The American Express Spending & Saving Tracker surveyed 1800 adults in February 2016 and found that 17% of them plan to move sometime this calendar year. More than half—53%–said they would look to rent a house or apartment rather than buy a new place. That’s the highest number of prospective renters since American Express started polling people about this subject in 2012.
Last year, 46% of movers polled by Amex said they were planning to buy a home; this year only 40% said they’d be looking to close on a home purchase.
The decrease in buyers doesn’t necessarily signify a downturn in the economy, said American Express officials. “In general, Americans are feeling confident about the economy and their own financial stability, yet they’re buying fewer homes,” said American Express VP of Consumer Lending Jed Scala.

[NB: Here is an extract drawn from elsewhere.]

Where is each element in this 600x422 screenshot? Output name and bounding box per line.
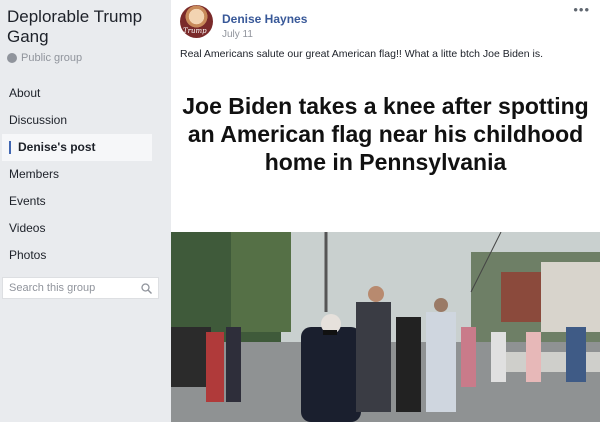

So what’s the reason for fewer mortgage applications this year? Scala said it could be indicative of “a shift in the cultural mindset—especially among Millennials—who value flexibility and freedom.” Scala said young people might see home ownership as suffocating, and runs counter to their desire to be footloose and fancy-free.
Millennials on the move
They might not be ready to buy homes, but many young people are moving this year. One-third of Millennials surveyed said they’d be packing up moving boxes in 2016. Fifty-five percent of them will be renting a new place, and 41% are looking to buy; about the same as last year. Thirty-two percent of Millennial respondents said they thought the housing market would be better for buying one or two years down the road.
In contrast to the peripatetic Millennial demographic, only 15% of Generation X respondents said they planned to move this year, and 10% of Baby Boomers. This could be due to more Millennials undergoing big life changes like getting a first job or having a baby. Older people tend to be more settled—though more Baby Boomers could be moving as their kids move out and they have an empty nest.
Home improvements instead of moving
Folks who aren’t moving, are improving. Seventy-six percent of those polled said they’d be shelling out for some significant home improvements this year. And they plan to spend more than last year; an average of $5,100 this year, versus $4,100 in 2015.